Consistent Hashing
Virtual nodes, hot-spot avoidance, rebalancing on node changes
Consistent hashing maps both data keys and server nodes onto a common hash ring (typically 0 to 2³²-1), so that only K/N keys need to be remapped when a node joins or leaves (K = total keys, N = nodes), compared to K keys in modulo hashing. Virtual nodes (vnodes) assign each physical server multiple positions on the ring, achieving statistical load balance and allowing heterogeneous capacity: a server with 2x RAM gets 2x the vnodes.
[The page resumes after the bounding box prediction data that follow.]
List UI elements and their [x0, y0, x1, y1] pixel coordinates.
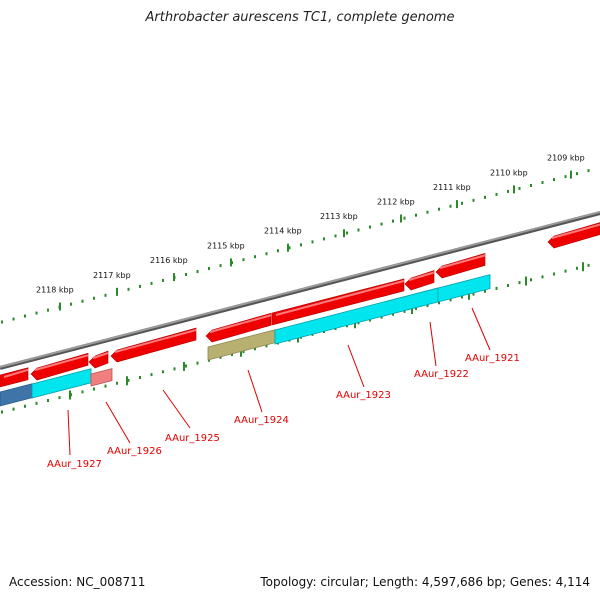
genome-backbone [0, 211, 600, 370]
genome-summary-text: Topology: circular; Length: 4,597,686 bp… [260, 575, 590, 589]
gene-arrow-shine [439, 254, 486, 269]
gene-label-leaders [67, 307, 491, 456]
gene-label: AAur_1921 [465, 353, 520, 364]
gene-arrow-shine [275, 279, 405, 316]
kbp-label: 2114 kbp [264, 227, 302, 236]
gene-arrow-shine [3, 368, 29, 378]
gene-arrow-shine [551, 223, 600, 239]
gene-label-group: AAur_1921 AAur_1922 AAur_1923 AAur_1924 AAur… [47, 353, 520, 470]
leader-line [429, 321, 437, 367]
kbp-label: 2115 kbp [207, 241, 245, 250]
kbp-label-group: 2109 kbp 2110 kbp 2111 kbp 2112 kbp 2113 kbp… [36, 154, 585, 295]
leader-line [471, 307, 491, 351]
accession-text: Accession: NC_008711 [9, 575, 146, 589]
page-title: Arthrobacter aurescens TC1, complete gen… [145, 10, 455, 25]
gene-arrow-shine [209, 314, 272, 333]
kbp-label: 2111 kbp [433, 183, 471, 192]
gene-label: AAur_1924 [234, 415, 289, 426]
kbp-label: 2113 kbp [320, 212, 358, 221]
kbp-label: 2117 kbp [93, 271, 131, 280]
gene-label: AAur_1922 [414, 369, 469, 380]
kbp-label: 2112 kbp [377, 198, 415, 207]
leader-line [162, 389, 191, 429]
gene-label: AAur_1923 [336, 390, 391, 401]
kbp-label: 2116 kbp [150, 256, 188, 265]
leader-line [67, 409, 71, 456]
gene-label: AAur_1926 [107, 446, 162, 457]
kbp-label: 2110 kbp [490, 168, 528, 177]
cds-segment [90, 368, 113, 387]
gene-track [0, 222, 600, 388]
gene-arrow-shine [34, 354, 89, 371]
cds-track [0, 274, 491, 407]
outer-tick-track [1, 169, 590, 324]
leader-line [347, 344, 365, 388]
gene-label: AAur_1927 [47, 459, 102, 470]
gene-arrow-shine [408, 271, 435, 281]
cds-segment [0, 383, 33, 407]
kbp-label: 2109 kbp [547, 154, 585, 163]
gene-arrow-shine [114, 329, 197, 353]
leader-line [105, 401, 131, 444]
leader-line [247, 369, 263, 413]
gene-label: AAur_1925 [165, 433, 220, 444]
backbone-highlight [0, 211, 600, 368]
cds-segment [437, 274, 491, 303]
gene-arrow-shine [92, 352, 109, 359]
kbp-label: 2118 kbp [36, 286, 74, 295]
Consistent hashing is foundational to Cassandra, DynamoDB, Riak, and distributed caches like Memcached with ketama.
Key Points
- Naive consistent hashing with one token per node causes uneven distribution (hot spots); 150–200 vnodes per physical node reduces maximum load imbalance to ±10% in practice.
- When a node is added, only its neighbors on the ring must stream data to it; when removed, its neighbors absorb its key ranges — rebalancing is incremental, not global.
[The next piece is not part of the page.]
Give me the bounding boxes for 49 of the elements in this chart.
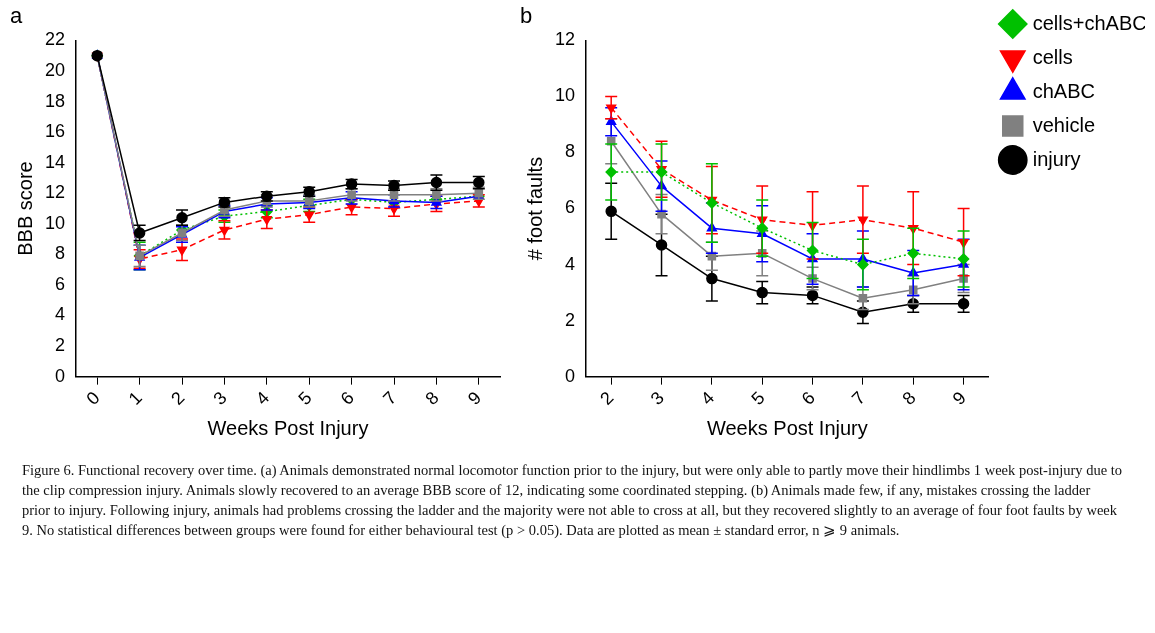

- Cassandra's Murmur3Partitioner hashes partition keys onto a 64-bit ring (-2^63 to 2^63-1); vnodes are configured via num_tokens (default 16 in Cassandra 4.0, was 256 in earlier versions).
- Hot-spot avoidance: skewed key distributions (all writes to key "user:1") are not solved by consistent hashing alone — use request coalescing, application-level sharding of the hot key, or write-through cache.
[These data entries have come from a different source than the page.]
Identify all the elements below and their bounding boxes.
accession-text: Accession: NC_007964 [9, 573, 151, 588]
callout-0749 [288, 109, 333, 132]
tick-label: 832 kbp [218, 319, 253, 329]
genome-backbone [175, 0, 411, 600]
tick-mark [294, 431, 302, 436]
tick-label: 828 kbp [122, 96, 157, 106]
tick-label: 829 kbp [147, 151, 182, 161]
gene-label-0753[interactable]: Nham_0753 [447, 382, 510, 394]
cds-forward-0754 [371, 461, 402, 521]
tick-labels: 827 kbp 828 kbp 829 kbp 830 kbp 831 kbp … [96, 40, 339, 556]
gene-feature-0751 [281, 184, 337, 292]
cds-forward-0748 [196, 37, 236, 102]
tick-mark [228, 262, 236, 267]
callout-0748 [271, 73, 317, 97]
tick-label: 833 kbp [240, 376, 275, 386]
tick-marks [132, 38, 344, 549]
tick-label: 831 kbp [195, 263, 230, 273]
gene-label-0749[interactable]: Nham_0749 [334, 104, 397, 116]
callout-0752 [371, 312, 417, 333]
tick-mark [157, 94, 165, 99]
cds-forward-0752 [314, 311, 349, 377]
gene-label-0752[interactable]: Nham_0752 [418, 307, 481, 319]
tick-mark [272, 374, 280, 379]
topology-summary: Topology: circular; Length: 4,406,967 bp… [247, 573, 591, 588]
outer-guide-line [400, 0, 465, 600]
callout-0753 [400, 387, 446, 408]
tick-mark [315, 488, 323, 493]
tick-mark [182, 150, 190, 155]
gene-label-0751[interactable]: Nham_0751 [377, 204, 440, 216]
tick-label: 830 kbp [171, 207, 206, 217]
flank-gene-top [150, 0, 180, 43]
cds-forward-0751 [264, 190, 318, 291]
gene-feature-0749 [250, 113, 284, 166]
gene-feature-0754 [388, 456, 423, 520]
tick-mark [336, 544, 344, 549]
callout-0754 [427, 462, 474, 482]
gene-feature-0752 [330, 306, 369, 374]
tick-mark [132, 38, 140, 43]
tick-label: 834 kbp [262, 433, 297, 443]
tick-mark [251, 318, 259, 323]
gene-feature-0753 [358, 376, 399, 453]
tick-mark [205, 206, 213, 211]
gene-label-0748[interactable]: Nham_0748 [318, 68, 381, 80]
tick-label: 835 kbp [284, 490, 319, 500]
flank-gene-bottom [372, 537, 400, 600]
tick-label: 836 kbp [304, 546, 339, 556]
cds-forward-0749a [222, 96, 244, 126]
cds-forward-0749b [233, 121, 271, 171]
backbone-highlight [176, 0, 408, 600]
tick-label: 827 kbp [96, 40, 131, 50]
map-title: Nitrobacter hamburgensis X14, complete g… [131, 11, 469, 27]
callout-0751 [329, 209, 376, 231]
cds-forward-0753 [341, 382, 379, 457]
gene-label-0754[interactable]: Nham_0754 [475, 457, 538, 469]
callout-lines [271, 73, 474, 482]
- Replication factor (RF=3) means each token range is stored on the next 3 nodes clockwise on the ring; coordinator uses a replica placement strategy (NetworkTopologyStrategy for multi-DC).
- Load balancing in consistent hashing can be monitored with Cassandra's nodetool status; nodetool decommission triggers streaming of the leaving node's data to successors.
- Rendezvous hashing (highest random weight hashing) is an alternative: each client computes hash(key, node) for every node and routes to the highest score — simpler but O(N) per lookup.
- Jump consistent hash (Lamping & Veach, 2014) produces perfectly balanced buckets in O(ln N) time with minimal remapping but requires knowing N in advance.
Consistent hashing ring with 4 physical nodes (N0–N3) and virtual nodes (green dots). Each colored arc represents a node's key ownership range. Adding a node only affects its immediate neighbors.
Real-World Example
Amazon DynamoDB uses consistent hashing internally with automatic partition splitting when a partition exceeds 10 GB or 3000 RCU/1000 WCU; the partition key space is continuously repartitioned. Cassandra's virtual node architecture allows a new node to join and gradually absorb load from multiple existing nodes simultaneously rather than from a single neighbor.